Bölüm 31 - Julien XXX

352 58 12
                                    


Diğer memurlar gibi Fei Du da dün gecenin çoğunu Wang Xiujuan'ı arayarak geçirmiş; bazılarının dediğine göre sabahki sorguda kadına eşlik etmişti. Tanrı bilir üstüne çeki düzen verecek zamanı nereden bulmuştu.

Luo Wenzhou'nun böylesine keskin bir tezat altında - dünya yakışıklılık endeksindeki sıralamasından asla şüphe etmese de - önündeki tavus kuşunu bir yumrukla yere sermemek için zor duruyordu.
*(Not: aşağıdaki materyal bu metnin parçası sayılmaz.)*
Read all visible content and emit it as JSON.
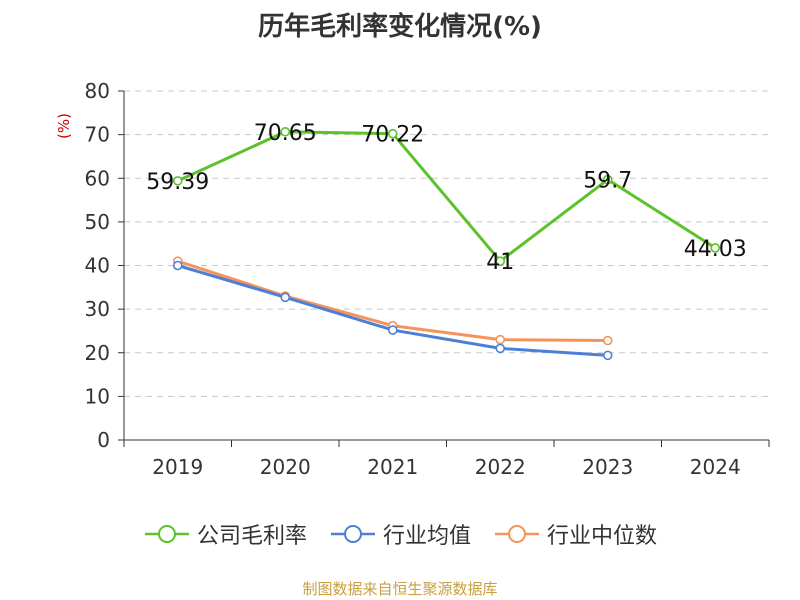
{
  "chart_data": {
    "type": "line",
    "title": "历年毛利率变化情况(%)",
    "ylabel": "(%)",
    "xlabel": "",
    "categories": [
      "2019",
      "2020",
      "2021",
      "2022",
      "2023",
      "2024"
    ],
    "ylim": [
      0,
      80
    ],
    "yticks": [
      0,
      10,
      20,
      30,
      40,
      50,
      60,
      70,
      80
    ],
    "grid": true,
    "legend_position": "bottom",
    "series": [
      {
        "name": "公司毛利率",
        "color": "#5cc22a",
        "values": [
          59.39,
          70.65,
          70.22,
          41,
          59.7,
          44.03
        ],
        "labels": [
          "59.39",
          "70.65",
          "70.22",
          "41",
          "59.7",
          "44.03"
        ]
      },
      {
        "name": "行业均值",
        "color": "#4e7fd8",
        "values": [
          40.0,
          32.7,
          25.2,
          21.0,
          19.4,
          null
        ]
      },
      {
        "name": "行业中位数",
        "color": "#f5935a",
        "values": [
          41.0,
          33.0,
          26.2,
          23.0,
          22.8,
          null
        ]
      }
    ]
  },
  "source_note": "制图数据来自恒生聚源数据库"
}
Özellikle bu tavus kuşu açıkça gözlüklerinin ardından ona kötü kötü bakarken.

Luo Wenzhou boğazını temizleyip ses tonunu kızgın ve utangaç halden samimiyete çevirerek tüm ciddiyetiyle şöyle dedi: "Adamlarımız Zhao Haochang'ın gizli bodrum katında bazı şeyler buldular. Şüphelendiğin şeye çok yakındı. Saygılarımla, Bay Fei, gerçekten bir profesyonel olduğunu söylemeliyim. 20 yıllık profesyonel bir psikopatsın."
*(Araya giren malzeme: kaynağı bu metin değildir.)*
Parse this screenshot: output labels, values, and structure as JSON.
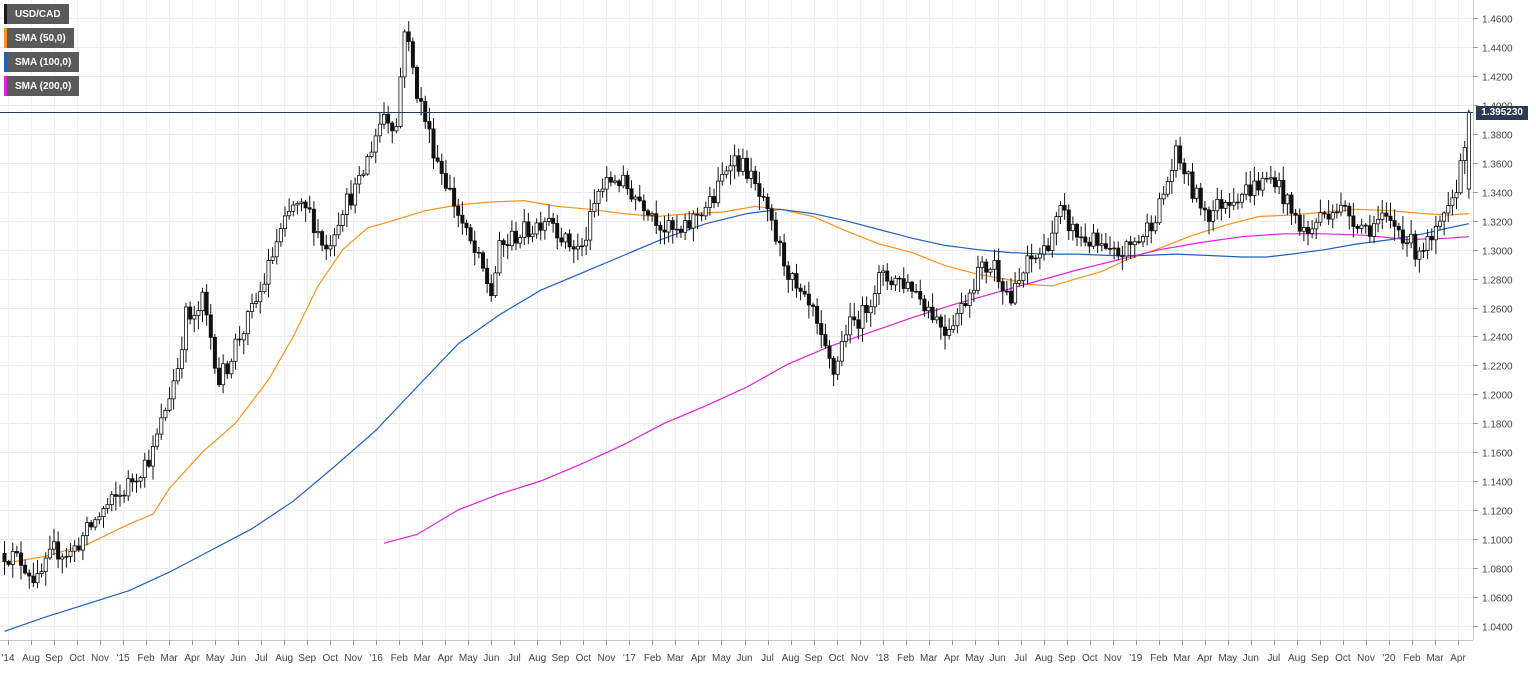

Tao Ran dişleri ağrıyormuş gibi bazı kelimeleri dişlerinin arasında sıkıştırmıştı. "Şu an biraz garip hissediyorum... Ne demek istediğimi anlıyorsunuz..."

Çaresizlik içinde kendi adamından utanan zavallı Komiser Luo yüzünü ekşiterek konuşmasına devam etti. "Peki, niye yine burdasın? Senin yönetmen gereken şirketin yok mu? Yoksa çoktan iflas mı ettin?"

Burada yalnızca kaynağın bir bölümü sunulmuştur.